BioXcel Therapeutics Executives, Vimal Mehta and Vince O’Neill, discuss how they are actively using artificial intelligence to discover advanced therapies in CNS and oncology.
The biopharmaceutical industry has launched numerous initiatives on how to leverage artificial intelligence (AI) to advance drug development. For example, Pfizer expressed how AI can be used in drug discovery. Emerging biopharmaceutical companies (EBPs) are getting in on the AI action by leveraging AI to discover novel applications for shelved therapies that never made it to market. In this interview, Vimal Mehta, CEO, and Vince O’Neill, CMO, at BioXcel Therapeutics will discuss how they are actively using AI to discover advanced therapies in CNS and oncology.
Moe Alsumidaie: Why is using AI and machine learning in drug development so unique, and how does it make an impact in the future of drug development?
Vimal Mehta: I think information is growing at a much faster rate than in the past. And particularly in drug development, information flow is even more complex because it requires solid domain knowledge of science, the clinical side, the commercial side, the IP landscape and, the competition. It’s difficult for anybody to keep up with 5,000 publications that are coming out on a daily basis and integrate and assimilate that information in their decision process. So, machine learning technology and AI is at a point where these technologies are matured, and they can be applied. That's precisely what BioXcel Therapeutics is doing.
We use AI across the development spectrum. First, in the identification of novel drugs. And once we identify them, we use it to design our preclinical and translational work. If all of that has gone well, then in the clinic, we continue to use these technologies for the identification of the patient. So, it's across the spectrum and in the future we believe that we will be able to utilize AI in real-world data. In addition, we use AI in combination with wearable technologies with our therapy, BXCL501; It’s our intention that the wearable will alert the patient to the onset of an agitated episode, and potentially avoid it.
Alex Neumeister: Do you have any suggestions if certain diseases or disease entities are more suitable for this type of approach or you think you can apply this across the entire spectrum of medical illness?
Vince O’Neill: These approaches can be beneficial especially in oncology; it's not that long ago, the oncology treatment we used to use was sequential monotherapy, or in other words, we would give one drug, it fails, we switched to another drug, it fails, and then we try a third one. These days we've learned a lot from infectious disease and other therapeutic areas, and we know that combinations of drugs and cocktails are really the way to go. I believe AI has a lot to offer there, allowing us to combine drugs in ways that match the known targets.
MA: How is your approach improving the chances of success in CNS disorders?
VM: At BioXcel Therapeutics, we decided that we're going to focus on treating neuro symptoms rather than doing the disease-modifying agents. If we identify new targets for a disease-modifying agent, we park it, and we put it into our partnering bucket because we don't have the required capabilities to develop that drug. We develop therapeutics focused on drugs that have unexploited potential that have gone to the clinic with positive phase I data; however, never made it to market. We believe that 3,000 drugs exist in that state, and if we can even succeed with only 1% of them in identification through AI, that could lead to 30 NDAs for us. And BXCL501 is a typical example of that.

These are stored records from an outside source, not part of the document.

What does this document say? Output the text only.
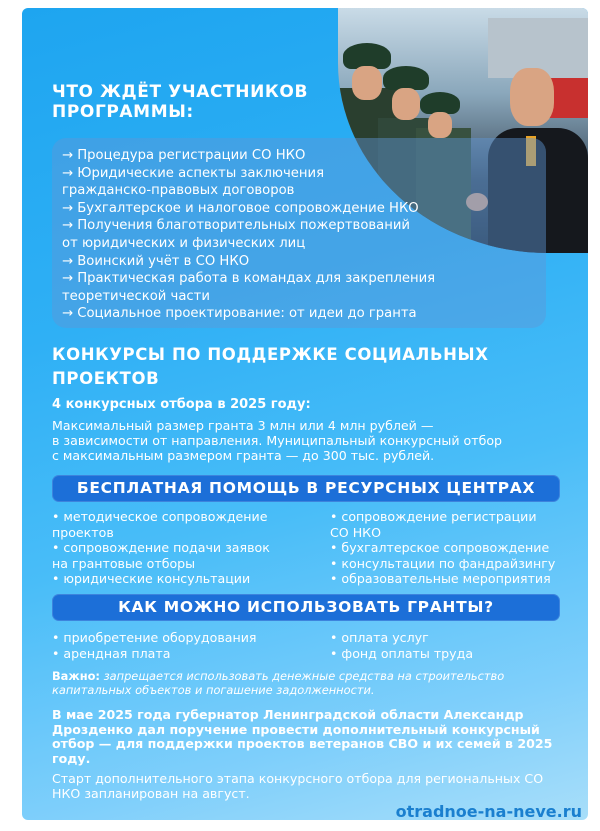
ЧТО ЖДЁТ УЧАСТНИКОВ
ПРОГРАММЫ:
→ Процедура регистрации СО НКО
→ Юридические аспекты заключения
гражданско-правовых договоров
→ Бухгалтерское и налоговое сопровождение НКО
→ Получения благотворительных пожертвований
от юридических и физических лиц
→ Воинский учёт в СО НКО
→ Практическая работа в командах для закрепления
теоретической части
→ Социальное проектирование: от идеи до гранта
КОНКУРСЫ ПО ПОДДЕРЖКЕ СОЦИАЛЬНЫХ
ПРОЕКТОВ
4 конкурсных отбора в 2025 году:
Максимальный размер гранта 3 млн или 4 млн рублей —
в зависимости от направления. Муниципальный конкурсный отбор
с максимальным размером гранта — до 300 тыс. рублей.
БЕСПЛАТНАЯ ПОМОЩЬ В РЕСУРСНЫХ ЦЕНТРАХ
• методическое сопровождение
проектов
• сопровождение подачи заявок
на грантовые отборы
• юридические консультации
• сопровождение регистрации
СО НКО
• бухгалтерское сопровождение
• консультации по фандрайзингу
• образовательные мероприятия
КАК МОЖНО ИСПОЛЬЗОВАТЬ ГРАНТЫ?
• приобретение оборудования
• арендная плата
• оплата услуг
• фонд оплаты труда
Важно: запрещается использовать денежные средства на строительство
капитальных объектов и погашение задолженности.
В мае 2025 года губернатор Ленинградской области Александр
Дрозденко дал поручение провести дополнительный конкурсный
отбор — для поддержки проектов ветеранов СВО и их семей в 2025
году.
Старт дополнительного этапа конкурсного отбора для региональных СО
НКО запланирован на август.
otradnoe-na-neve.ru
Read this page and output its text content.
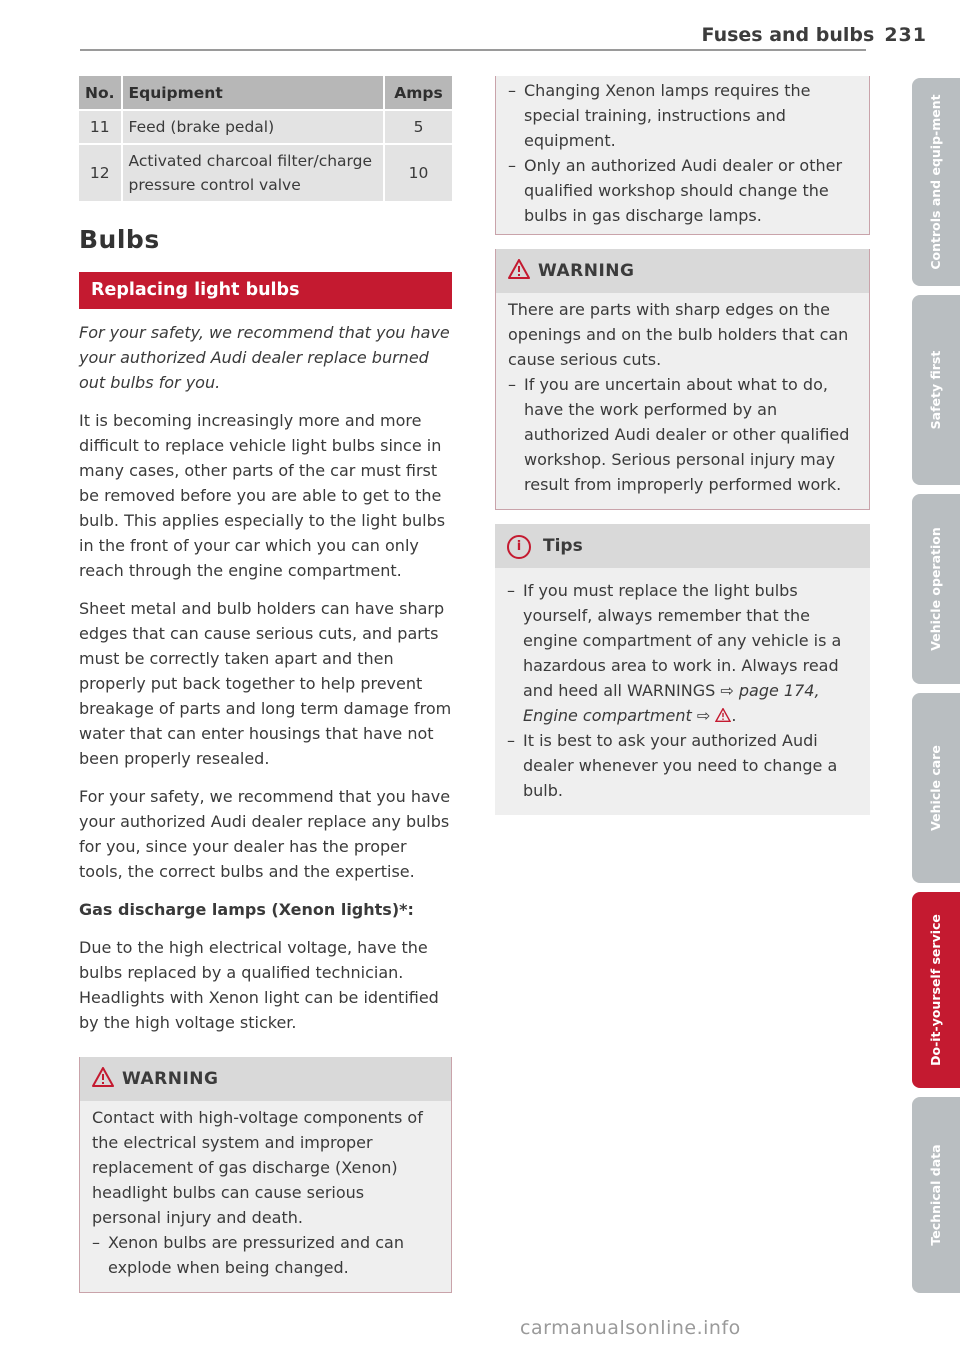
Fuses and bulbs 231
No.	Equipment	Amps
11	Feed (brake pedal)	5
12	Activated charcoal filter/charge pressure control valve	10
Bulbs
Replacing light bulbs

For your safety, we recommend that you have your authorized Audi dealer replace burned out bulbs for you.

It is becoming increasingly more and more difficult to replace vehicle light bulbs since in many cases, other parts of the car must first be removed before you are able to get to the bulb. This applies especially to the light bulbs in the front of your car which you can only reach through the engine compartment.

Sheet metal and bulb holders can have sharp edges that can cause serious cuts, and parts must be correctly taken apart and then properly put back together to help prevent breakage of parts and long term damage from water that can enter housings that have not been properly resealed.

For your safety, we recommend that you have your authorized Audi dealer replace any bulbs for you, since your dealer has the proper tools, the correct bulbs and the expertise.

Gas discharge lamps (Xenon lights)*:

Due to the high electrical voltage, have the bulbs replaced by a qualified technician. Headlights with Xenon light can be identified by the high voltage sticker.

WARNING

Contact with high-voltage components of the electrical system and improper replacement of gas discharge (Xenon) headlight bulbs can cause serious personal injury and death.

– Xenon bulbs are pressurized and can explode when being changed.
– Changing Xenon lamps requires the special training, instructions and equipment.
– Only an authorized Audi dealer or other qualified workshop should change the bulbs in gas discharge lamps.
WARNING

There are parts with sharp edges on the openings and on the bulb holders that can cause serious cuts.

– If you are uncertain about what to do, have the work performed by an authorized Audi dealer or other qualified workshop. Serious personal injury may result from improperly performed work.
i Tips
– If you must replace the light bulbs yourself, always remember that the engine compartment of any vehicle is a hazardous area to work in. Always read and heed all WARNINGS ⇨ page 174, Engine compartment ⇨ .
– It is best to ask your authorized Audi dealer whenever you need to change a bulb.
Controls and equip-ment
Safety first
Vehicle operation
Vehicle care
Do-it-yourself service
Technical data
carmanualsonline.info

BXCL501 is used as a sedative anesthetic in a surgical unit, and we are using our technology that identified the target of agitation. This is where AI support has helped us in an area we would not have been able to achieve on our own. We expect to complete our schizophrenia/bipolar phase III trial in the first half of 2020 and file our first NDA in the second half of 2020. We did a lot of preclinical translational and human proof of concept work using the current IV form of the drug before we started testing it in schizophrenia patients. We saw significant responses with multiple doses up to a 90% response rate.
MA: Other companies have tried to find meaningful treatments for pancreatic cancer. Yet only less than 10 drugs have been approved. How are your approaches with AI changing the realm of hard-to-treat indications?
VO: We have now a better and more in-depth understanding of cancer at the biology level. I think that we can really leverage the AI approach to rationally seek targets and combine them with drugs and also combine different cocktails of drugs. I think that's where AI really is beginning to prove itself. Pancreatic cancer is challenging to treat. From my point of view, I think that justifies a three-drug combination. And again, trying to move away from the nonspecific chemotherapies because they're limited in their efficacy. This really is the poster child for what AI can do within drug development in oncology, not only for pancreatic cancer but, also for different pathways that are unique for other types of cancer, such as lung and colon cancers.
Alex Neumeister is Head of Medical Affairs at CliniBiz and specializes in protocol design, drug safety and clinical trial management. Moe Alsumidaie, MBA, MSF, is a thought leader and expert in the application of business analytics toward clinical trials, and Editorial Advisory Board member for and regular contributor to Applied Clinical Trials.